Study drugs like Adderall or Ritalin are usually prescribed to treat Attention Deficit Disorder (ADD) or Attention Deficit Hyperactivity Disorder (ADHD). It's likely that teens have heard that taking these prescription drugs may help keep them focused and energized, boost test scores, and suppress their appetites. Adderall can even be used to get high because it doubles the amount of dopamine in the brain. Dopamine is the feel-good neurotransmitter that controls the brain’s reward and pleasure centers.
For these reasons, it’s easy to see why these drugs may be attractive to teens... But what many teenagers don’t know are the risks involved with taking these drugs without a prescription.
Kids who have ADD or ADHD tend to lack adequate dopamine levels, so the medication typically has calming effects for them. Common side effects of taking these drugs (even if you need them) are nausea, anxiety, and stomach pain. Drugs affect people differently, which is why doctors monitor patients after prescribing a medication they haven’t taken before.
Taking these highly addictive drugs without a doctor monitoring the effects can lead to tons of other health conditions, like depression, restlessness, insomnia, impulsive behavior, increased heart rate, and even hallucinations.
Combining study drugs with alcohol may cause teens to drink beyond their normal limit, which could lead to a visit to the hospital. Emergency hospital visits related to study drugs used non-medically are on the rise. One report shows that these visits more than doubled from 13,379 visits in 2005 to 31,244 visits in 2010.
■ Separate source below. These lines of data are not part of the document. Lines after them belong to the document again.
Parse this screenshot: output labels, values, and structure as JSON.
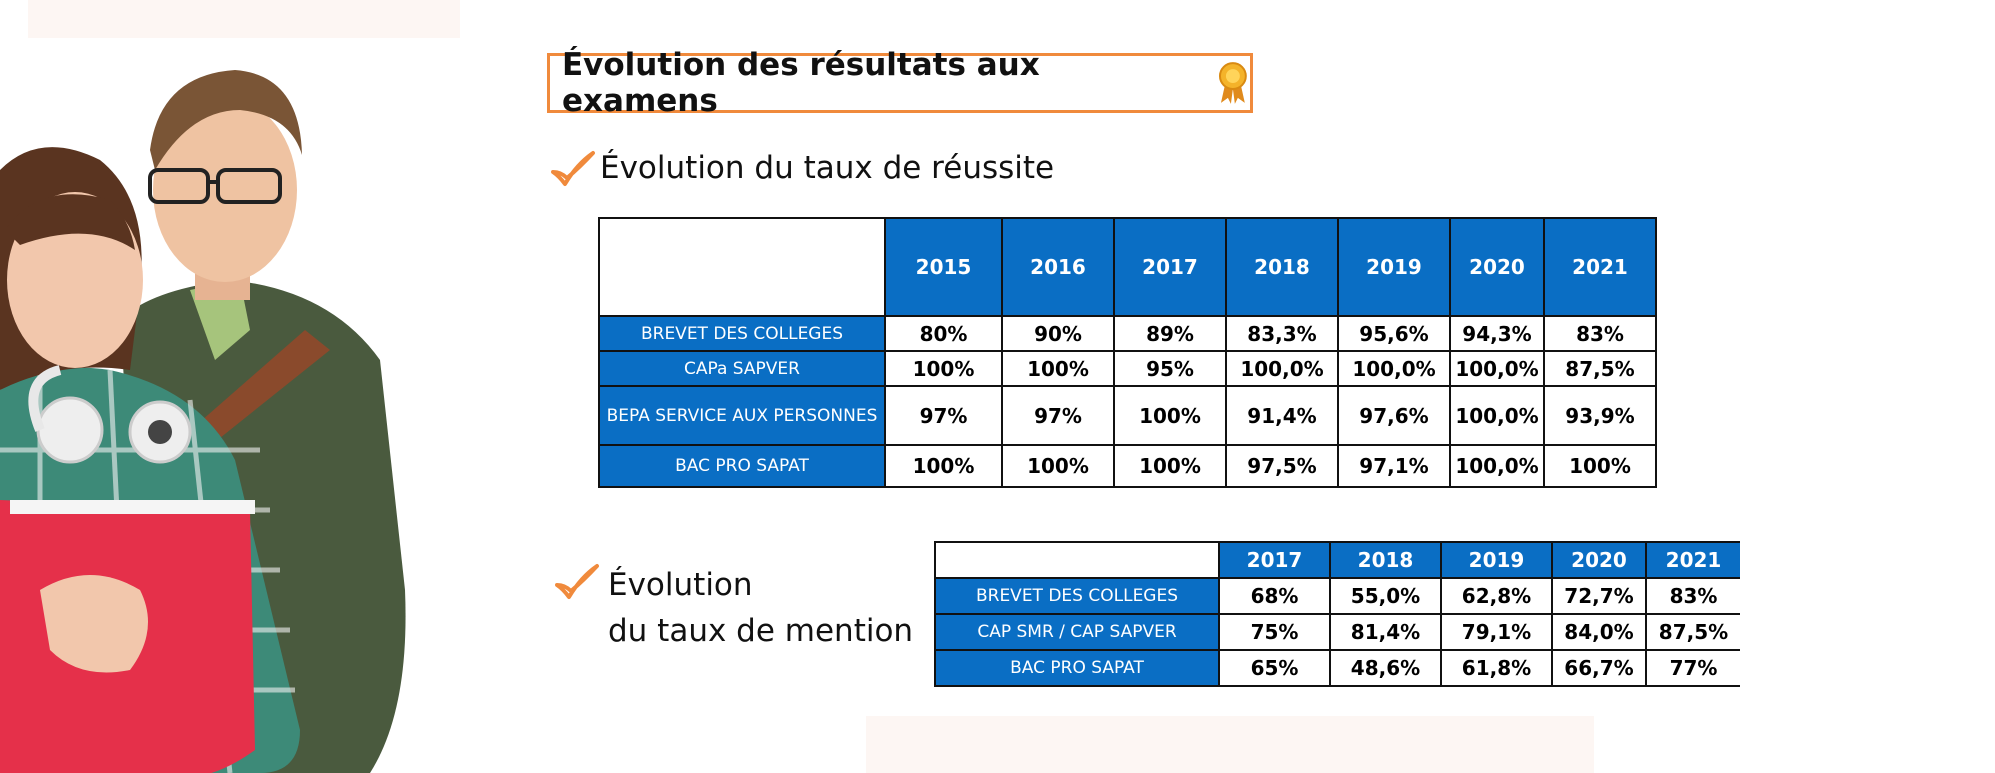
{
  "title": "Évolution des résultats aux examens",
  "section1": {
    "label": "Évolution du taux de réussite"
  },
  "section2": {
    "line1": "Évolution",
    "line2": "du taux de mention"
  },
  "table1": {
    "years": [
      "2015",
      "2016",
      "2017",
      "2018",
      "2019",
      "2020",
      "2021"
    ],
    "rows": [
      {
        "label": "BREVET DES COLLEGES",
        "values": [
          "80%",
          "90%",
          "89%",
          "83,3%",
          "95,6%",
          "94,3%",
          "83%"
        ]
      },
      {
        "label": "CAPa SAPVER",
        "values": [
          "100%",
          "100%",
          "95%",
          "100,0%",
          "100,0%",
          "100,0%",
          "87,5%"
        ]
      },
      {
        "label": "BEPA SERVICE AUX PERSONNES",
        "values": [
          "97%",
          "97%",
          "100%",
          "91,4%",
          "97,6%",
          "100,0%",
          "93,9%"
        ]
      },
      {
        "label": "BAC PRO SAPAT",
        "values": [
          "100%",
          "100%",
          "100%",
          "97,5%",
          "97,1%",
          "100,0%",
          "100%"
        ]
      }
    ]
  },
  "table2": {
    "years": [
      "2017",
      "2018",
      "2019",
      "2020",
      "2021"
    ],
    "rows": [
      {
        "label": "BREVET DES COLLEGES",
        "values": [
          "68%",
          "55,0%",
          "62,8%",
          "72,7%",
          "83%"
        ]
      },
      {
        "label": "CAP SMR / CAP SAPVER",
        "values": [
          "75%",
          "81,4%",
          "79,1%",
          "84,0%",
          "87,5%"
        ]
      },
      {
        "label": "BAC PRO SAPAT",
        "values": [
          "65%",
          "48,6%",
          "61,8%",
          "66,7%",
          "77%"
        ]
      }
    ]
  },
  "colors": {
    "accent_orange": "#f08a3c",
    "header_blue": "#0a6ec4"
  },
  "icons": [
    "medal-icon",
    "checkmark-icon"
  ]
}
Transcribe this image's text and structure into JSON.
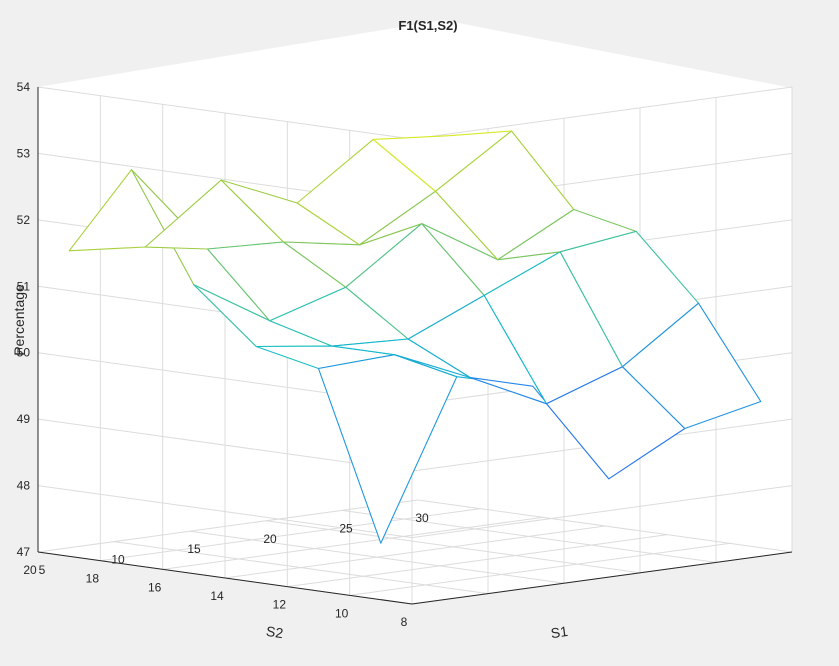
{
  "chart_data": {
    "type": "mesh3d",
    "title": "F1(S1,S2)",
    "xlabel": "S1",
    "ylabel": "S2",
    "zlabel": "Percentage",
    "x_ticks": [
      "5",
      "10",
      "15",
      "20",
      "25",
      "30"
    ],
    "y_ticks": [
      "8",
      "10",
      "12",
      "14",
      "16",
      "18",
      "20"
    ],
    "z_ticks": [
      "47",
      "48",
      "49",
      "50",
      "51",
      "52",
      "53",
      "54"
    ],
    "xlim": [
      5,
      30
    ],
    "ylim": [
      8,
      20
    ],
    "zlim": [
      47,
      54
    ],
    "grid": true,
    "colormap": "parula",
    "x": [
      5,
      10,
      15,
      20,
      25,
      30
    ],
    "y": [
      9,
      11,
      13,
      15,
      17,
      19
    ],
    "z": [
      [
        47.85,
        50.2,
        49.9,
        48.35,
        48.95,
        49.2
      ],
      [
        50.35,
        50.4,
        49.9,
        49.35,
        49.75,
        50.55
      ],
      [
        50.55,
        50.4,
        50.35,
        50.85,
        51.35,
        51.5
      ],
      [
        51.35,
        50.65,
        51.0,
        51.8,
        51.1,
        51.7
      ],
      [
        52.95,
        51.6,
        51.55,
        51.35,
        52.0,
        52.75
      ],
      [
        51.6,
        51.5,
        52.35,
        51.85,
        52.65,
        52.55
      ]
    ],
    "colors": {
      "background": "#f0f0f0",
      "pane": "#ffffff",
      "grid": "#dcdcdc",
      "axis": "#262626"
    }
  }
}
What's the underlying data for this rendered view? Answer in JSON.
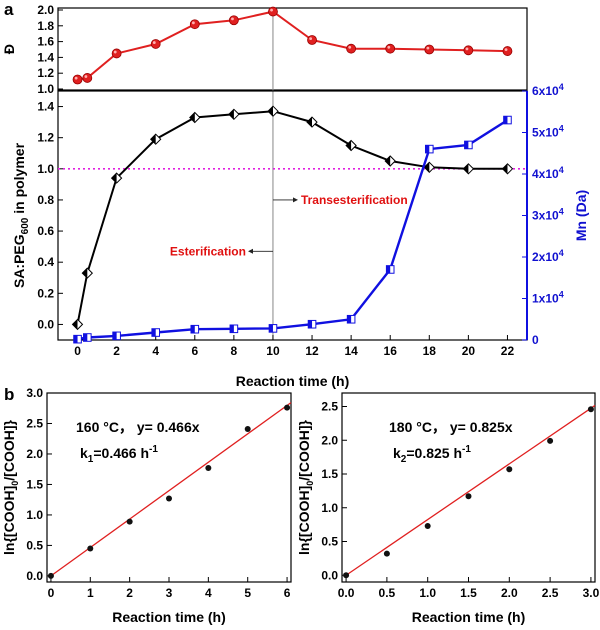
{
  "chart_data": [
    {
      "panel": "a",
      "id": "dispersity",
      "type": "line",
      "ylabel": "Đ",
      "x": [
        0,
        0.5,
        2,
        4,
        6,
        8,
        10,
        12,
        14,
        16,
        18,
        20,
        22
      ],
      "ylim": [
        1.0,
        2.0
      ],
      "yticks": [
        "1.0",
        "1.2",
        "1.4",
        "1.6",
        "1.8",
        "2.0"
      ],
      "series": [
        {
          "values": [
            1.12,
            1.14,
            1.45,
            1.57,
            1.82,
            1.87,
            1.98,
            1.62,
            1.51,
            1.51,
            1.5,
            1.49,
            1.48
          ],
          "color": "#e02020",
          "marker": "circle"
        }
      ]
    },
    {
      "panel": "a",
      "id": "ratio-mn",
      "type": "line",
      "xlabel": "Reaction time (h)",
      "ylabel_parts": [
        "SA:PEG",
        "600",
        " in polymer"
      ],
      "y2label": "Mn (Da)",
      "xlim": [
        -1,
        23
      ],
      "xticks": [
        "0",
        "2",
        "4",
        "6",
        "8",
        "10",
        "12",
        "14",
        "16",
        "18",
        "20",
        "22"
      ],
      "ylim": [
        -0.1,
        1.5
      ],
      "yticks": [
        "0.0",
        "0.2",
        "0.4",
        "0.6",
        "0.8",
        "1.0",
        "1.2",
        "1.4"
      ],
      "y2lim": [
        0,
        60000
      ],
      "y2ticks": [
        {
          "base": "0",
          "exp": ""
        },
        {
          "base": "1x10",
          "exp": "4"
        },
        {
          "base": "2x10",
          "exp": "4"
        },
        {
          "base": "3x10",
          "exp": "4"
        },
        {
          "base": "4x10",
          "exp": "4"
        },
        {
          "base": "5x10",
          "exp": "4"
        },
        {
          "base": "6x10",
          "exp": "4"
        }
      ],
      "x": [
        0,
        0.5,
        2,
        4,
        6,
        8,
        10,
        12,
        14,
        16,
        18,
        20,
        22
      ],
      "series": [
        {
          "axis": "left",
          "values": [
            0.0,
            0.33,
            0.94,
            1.19,
            1.33,
            1.35,
            1.37,
            1.3,
            1.15,
            1.05,
            1.01,
            1.0,
            1.0
          ],
          "color": "#000000",
          "marker": "diamond"
        },
        {
          "axis": "right",
          "values": [
            200,
            600,
            1000,
            1800,
            2600,
            2700,
            2800,
            3800,
            5000,
            17000,
            46000,
            47000,
            53000
          ],
          "color": "#1010e0",
          "marker": "square"
        }
      ],
      "reference_line": {
        "y": 1.0,
        "color": "#e020e0",
        "style": "dotted"
      },
      "vline_x": 10,
      "annotations": [
        {
          "text": "Esterification",
          "arrow": "left"
        },
        {
          "text": "Transesterification",
          "arrow": "right"
        }
      ]
    },
    {
      "panel": "b",
      "id": "kinetics-160",
      "type": "scatter",
      "xlabel": "Reaction time (h)",
      "ylabel_parts": [
        "ln{[COOH]",
        "0",
        "/[COOH]}"
      ],
      "xlim": [
        -0.1,
        6.1
      ],
      "xticks": [
        "0",
        "1",
        "2",
        "3",
        "4",
        "5",
        "6"
      ],
      "ylim": [
        -0.1,
        3.0
      ],
      "yticks": [
        "0.0",
        "0.5",
        "1.0",
        "1.5",
        "2.0",
        "2.5",
        "3.0"
      ],
      "x": [
        0,
        1,
        2,
        3,
        4,
        5,
        6
      ],
      "y": [
        0.0,
        0.45,
        0.89,
        1.27,
        1.77,
        2.41,
        2.76
      ],
      "fit": {
        "slope": 0.466,
        "color": "#e02020"
      },
      "equation": "160 °C，  y= 0.466x",
      "rate_label": {
        "k": "k",
        "sub": "1",
        "text": "=0.466 h",
        "exp": "-1"
      }
    },
    {
      "panel": "b",
      "id": "kinetics-180",
      "type": "scatter",
      "xlabel": "Reaction time (h)",
      "ylabel_parts": [
        "ln{[COOH]",
        "0",
        "/[COOH]}"
      ],
      "xlim": [
        -0.05,
        3.05
      ],
      "xticks": [
        "0.0",
        "0.5",
        "1.0",
        "1.5",
        "2.0",
        "2.5",
        "3.0"
      ],
      "ylim": [
        -0.1,
        2.7
      ],
      "yticks": [
        "0.0",
        "0.5",
        "1.0",
        "1.5",
        "2.0",
        "2.5"
      ],
      "x": [
        0,
        0.5,
        1.0,
        1.5,
        2.0,
        2.5,
        3.0
      ],
      "y": [
        0.0,
        0.32,
        0.73,
        1.17,
        1.57,
        1.99,
        2.46
      ],
      "fit": {
        "slope": 0.825,
        "color": "#e02020"
      },
      "equation": "180 °C，  y= 0.825x",
      "rate_label": {
        "k": "k",
        "sub": "2",
        "text": "=0.825 h",
        "exp": "-1"
      }
    }
  ]
}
Teens may think that it’s safe to take these drugs because a doctor prescribes them to their friends or other kids. Help debunk this myth by explaining the effects: When you’re talking to teens about substance abuse, be sure to always include prescription drugs.
Taking study drugs is often a result of teenagers feeling like they just don’t have enough time to study. Help your teens develop time management skills and encourage them to get a jumpstart on studying for high-pressure exams or working on assignments.